Adaptive Evolution Hotspots at the GC-Extremes of the Human Genome: Evidence for Two Functionally Distinct Pathways of Positive Selection

1Laboratory of Computational Oncology, Department of Medicine, The University of Hong Kong, Pokfulam, Hong Kong
2Department of Medicine, Queen Mary Hospital, University of Hong Kong, Pokfulam Rd, Pokfulam, Hong Kong

Received 25 August 2009; Revised 31 December 2009; Accepted 10 February 2010

Academic Editor: Igor B. Rogozin

Copyright © 2010 Clara S. M. Tang and Richard J. Epstein. This is an open access article distributed under the Creative Commons Attribution License, which permits unrestricted use, distribution, and reproduction in any medium, provided the original work is properly cited.

Abstract

We recently reported that the human genome is ‘‘splitting’’ into two gene subgroups characterised by polarised GC content (Tang et al, 2007), and that such evolutionary change may be accelerated by programmed genetic instability (Zhao et al, 2008).
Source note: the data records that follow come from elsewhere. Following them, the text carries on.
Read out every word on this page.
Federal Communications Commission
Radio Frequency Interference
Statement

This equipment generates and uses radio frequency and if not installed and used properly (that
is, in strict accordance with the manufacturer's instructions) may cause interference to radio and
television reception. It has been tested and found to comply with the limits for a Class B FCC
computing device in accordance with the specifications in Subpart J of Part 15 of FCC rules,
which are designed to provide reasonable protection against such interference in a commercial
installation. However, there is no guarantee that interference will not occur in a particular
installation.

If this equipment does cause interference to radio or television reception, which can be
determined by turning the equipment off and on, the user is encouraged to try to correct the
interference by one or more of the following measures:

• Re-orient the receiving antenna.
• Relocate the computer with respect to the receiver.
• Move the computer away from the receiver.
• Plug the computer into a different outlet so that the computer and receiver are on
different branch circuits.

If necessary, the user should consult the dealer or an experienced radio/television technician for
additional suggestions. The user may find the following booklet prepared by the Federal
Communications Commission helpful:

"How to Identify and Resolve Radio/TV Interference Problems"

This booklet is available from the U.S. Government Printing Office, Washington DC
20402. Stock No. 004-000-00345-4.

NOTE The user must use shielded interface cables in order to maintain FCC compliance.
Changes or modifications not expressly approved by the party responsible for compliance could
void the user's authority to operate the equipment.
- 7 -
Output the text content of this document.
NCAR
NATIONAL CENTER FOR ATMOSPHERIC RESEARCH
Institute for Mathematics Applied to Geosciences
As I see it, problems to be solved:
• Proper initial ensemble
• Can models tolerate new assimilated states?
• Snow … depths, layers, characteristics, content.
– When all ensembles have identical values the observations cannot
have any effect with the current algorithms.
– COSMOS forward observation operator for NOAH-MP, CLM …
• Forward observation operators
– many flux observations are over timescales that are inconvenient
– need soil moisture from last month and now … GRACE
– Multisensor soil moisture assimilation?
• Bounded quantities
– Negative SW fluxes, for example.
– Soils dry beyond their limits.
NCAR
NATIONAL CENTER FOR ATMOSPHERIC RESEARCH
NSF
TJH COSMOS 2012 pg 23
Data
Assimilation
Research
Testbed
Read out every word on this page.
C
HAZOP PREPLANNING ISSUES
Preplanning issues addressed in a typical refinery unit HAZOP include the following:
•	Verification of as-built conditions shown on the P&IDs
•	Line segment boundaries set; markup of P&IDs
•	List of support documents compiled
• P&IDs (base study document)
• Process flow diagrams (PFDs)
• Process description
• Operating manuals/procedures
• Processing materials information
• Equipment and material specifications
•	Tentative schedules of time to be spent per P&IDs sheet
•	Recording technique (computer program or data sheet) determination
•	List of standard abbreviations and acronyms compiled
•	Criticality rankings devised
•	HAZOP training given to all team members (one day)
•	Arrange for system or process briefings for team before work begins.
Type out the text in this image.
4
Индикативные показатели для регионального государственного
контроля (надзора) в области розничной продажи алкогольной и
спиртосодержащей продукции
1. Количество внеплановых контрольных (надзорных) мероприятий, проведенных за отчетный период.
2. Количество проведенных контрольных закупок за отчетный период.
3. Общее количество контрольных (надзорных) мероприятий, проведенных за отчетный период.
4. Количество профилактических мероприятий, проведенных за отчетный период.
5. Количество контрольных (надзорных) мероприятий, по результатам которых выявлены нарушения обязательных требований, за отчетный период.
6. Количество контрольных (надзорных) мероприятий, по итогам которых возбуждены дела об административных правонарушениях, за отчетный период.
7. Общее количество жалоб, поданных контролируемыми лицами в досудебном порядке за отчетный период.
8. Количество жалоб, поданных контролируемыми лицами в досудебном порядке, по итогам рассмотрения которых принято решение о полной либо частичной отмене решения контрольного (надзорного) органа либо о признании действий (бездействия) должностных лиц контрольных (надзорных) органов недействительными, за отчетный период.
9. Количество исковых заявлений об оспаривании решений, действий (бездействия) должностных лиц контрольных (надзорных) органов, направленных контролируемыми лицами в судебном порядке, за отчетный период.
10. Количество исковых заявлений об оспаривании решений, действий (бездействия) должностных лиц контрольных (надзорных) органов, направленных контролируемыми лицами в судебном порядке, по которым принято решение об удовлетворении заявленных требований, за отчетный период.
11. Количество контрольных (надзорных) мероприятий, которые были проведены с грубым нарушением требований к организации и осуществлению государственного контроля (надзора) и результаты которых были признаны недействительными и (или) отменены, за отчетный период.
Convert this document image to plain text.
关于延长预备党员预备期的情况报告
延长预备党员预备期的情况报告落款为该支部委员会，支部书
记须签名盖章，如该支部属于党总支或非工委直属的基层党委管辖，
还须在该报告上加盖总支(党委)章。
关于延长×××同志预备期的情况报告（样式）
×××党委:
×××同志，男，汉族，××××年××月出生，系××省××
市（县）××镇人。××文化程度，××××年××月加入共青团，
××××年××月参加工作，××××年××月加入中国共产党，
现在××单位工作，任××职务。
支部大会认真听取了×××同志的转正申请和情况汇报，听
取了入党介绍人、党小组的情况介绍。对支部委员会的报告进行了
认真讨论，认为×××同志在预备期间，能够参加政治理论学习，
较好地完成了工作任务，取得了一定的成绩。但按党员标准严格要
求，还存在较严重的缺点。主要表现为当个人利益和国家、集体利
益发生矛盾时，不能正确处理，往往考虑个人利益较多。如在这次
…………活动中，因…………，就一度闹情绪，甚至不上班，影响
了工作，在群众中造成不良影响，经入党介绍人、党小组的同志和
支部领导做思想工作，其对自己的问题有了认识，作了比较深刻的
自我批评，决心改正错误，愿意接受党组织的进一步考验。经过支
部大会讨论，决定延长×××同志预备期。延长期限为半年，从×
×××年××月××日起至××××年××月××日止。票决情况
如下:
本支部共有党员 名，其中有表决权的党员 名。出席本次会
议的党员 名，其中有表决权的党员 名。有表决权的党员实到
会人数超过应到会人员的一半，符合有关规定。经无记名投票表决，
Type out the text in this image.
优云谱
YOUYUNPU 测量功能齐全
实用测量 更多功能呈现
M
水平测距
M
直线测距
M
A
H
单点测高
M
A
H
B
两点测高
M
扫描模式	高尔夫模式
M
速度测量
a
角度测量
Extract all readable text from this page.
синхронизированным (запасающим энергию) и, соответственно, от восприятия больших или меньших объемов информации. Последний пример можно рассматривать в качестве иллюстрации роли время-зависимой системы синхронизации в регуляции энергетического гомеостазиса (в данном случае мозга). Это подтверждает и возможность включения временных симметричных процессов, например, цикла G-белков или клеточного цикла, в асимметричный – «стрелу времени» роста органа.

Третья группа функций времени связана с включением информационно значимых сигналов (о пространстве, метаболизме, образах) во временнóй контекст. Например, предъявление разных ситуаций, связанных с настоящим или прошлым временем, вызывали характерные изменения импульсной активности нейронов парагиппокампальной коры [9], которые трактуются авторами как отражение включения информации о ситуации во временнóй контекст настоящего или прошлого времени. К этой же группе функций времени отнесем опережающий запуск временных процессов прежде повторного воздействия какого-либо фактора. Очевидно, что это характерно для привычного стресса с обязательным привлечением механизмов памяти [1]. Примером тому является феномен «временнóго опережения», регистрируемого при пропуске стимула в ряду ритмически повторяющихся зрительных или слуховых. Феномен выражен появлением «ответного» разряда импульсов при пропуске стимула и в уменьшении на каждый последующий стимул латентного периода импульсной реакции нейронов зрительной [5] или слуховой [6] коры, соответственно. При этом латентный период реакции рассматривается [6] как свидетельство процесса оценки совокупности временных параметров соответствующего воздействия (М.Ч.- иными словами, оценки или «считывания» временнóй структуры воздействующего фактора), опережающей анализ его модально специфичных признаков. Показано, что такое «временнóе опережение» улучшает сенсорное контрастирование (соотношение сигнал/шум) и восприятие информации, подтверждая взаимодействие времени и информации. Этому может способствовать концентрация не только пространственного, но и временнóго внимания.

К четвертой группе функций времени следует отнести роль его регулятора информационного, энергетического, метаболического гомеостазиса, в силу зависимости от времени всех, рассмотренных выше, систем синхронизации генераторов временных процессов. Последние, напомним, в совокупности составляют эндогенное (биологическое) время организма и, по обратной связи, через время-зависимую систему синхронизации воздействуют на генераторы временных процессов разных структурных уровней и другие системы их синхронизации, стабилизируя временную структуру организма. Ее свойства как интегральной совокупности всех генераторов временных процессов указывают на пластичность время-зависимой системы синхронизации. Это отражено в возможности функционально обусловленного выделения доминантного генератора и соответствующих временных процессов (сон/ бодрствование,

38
Here we extend this work by mapping the presence of two separate high-evolutionary-rate (Ka/Ks) hotspots in the human genome—one characterized by low GC content, high intron length, and low gene expression, and the other by high GC content, high exon number, and high gene expression. This finding suggests that at least two different mechanisms mediate adaptive genetic evolution in higher organisms: (1) intron lengthening and reduced repair in hypermethylated lowly-transcribed genes, and (2) duplication and/or insertion events affecting highly-transcribed genes, creating low-essentiality satellite daughter genes in nearby regions of active chromatin. Since the latter mechanism is expected to be far more efficient than the former in generating variant genes that increase fitnesss, these results also provide a potential explanation for the controversial value of sequence analysis in defining positively selected genes.